Há uma divisão de opiniões sobre ser este um efeito autônomo, já que uma parte considerável da doutrina entende que seja apenas uma nova forma de manifestação do efeito devolutivo vertical.


8.5) Efeito Regressivo - art. 523, §2º

Trata-se de efeito que permite ao juízo prolator da decisão a possibilidade de revê-la antes que o tribunal de destino venha a apreciar o recurso. Portanto, é caso de um juízo de retratação autorizado por regras legais específicas. Somente alguns recursos contemplam esse efeito, como é o caso do agravo de instrumento, da apelação na hipótese do art. 285-A, etc. A filosofia que está por trás deste efeito é a de que ele pode possibilitar que se evite a subida de recursos desnecessários para os tribunais.

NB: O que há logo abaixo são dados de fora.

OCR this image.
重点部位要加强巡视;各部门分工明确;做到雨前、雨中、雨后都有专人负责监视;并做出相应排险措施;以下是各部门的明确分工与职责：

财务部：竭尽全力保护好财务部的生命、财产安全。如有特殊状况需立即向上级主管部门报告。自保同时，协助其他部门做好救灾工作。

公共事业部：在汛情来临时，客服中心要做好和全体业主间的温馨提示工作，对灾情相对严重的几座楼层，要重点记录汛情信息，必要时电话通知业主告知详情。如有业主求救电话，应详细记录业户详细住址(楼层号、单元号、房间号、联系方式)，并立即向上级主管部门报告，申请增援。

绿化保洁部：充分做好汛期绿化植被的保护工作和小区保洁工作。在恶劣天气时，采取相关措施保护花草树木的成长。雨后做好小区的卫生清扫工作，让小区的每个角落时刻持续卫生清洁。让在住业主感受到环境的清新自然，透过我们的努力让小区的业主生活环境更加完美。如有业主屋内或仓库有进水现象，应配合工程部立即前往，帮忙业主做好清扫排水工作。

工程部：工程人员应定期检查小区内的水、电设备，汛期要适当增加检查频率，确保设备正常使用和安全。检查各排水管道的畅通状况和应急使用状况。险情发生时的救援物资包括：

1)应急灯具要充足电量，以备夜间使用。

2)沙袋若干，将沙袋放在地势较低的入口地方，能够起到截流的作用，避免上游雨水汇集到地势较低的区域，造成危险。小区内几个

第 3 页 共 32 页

8.6) Efeito Substitutivo - art. 512

Segundo o art. 512 do CPC, a decisão que julga o recurso substituirá sempre a interlocutória ou a sentença recorridas naquilo que foi objeto da impugnação. Desse modo, como lembram Marinoni e outros, ainda que o Acórdão apenas confirme a decisão anterior, ele a substituirá no que diz respeito à matéria que foi objeto do recurso. É simples entender este efeito porque ele apenas cuida de garantir que a decisão a prevalecer em um processo seja sempre a última proferida no que diz respeito à matéria impugnada.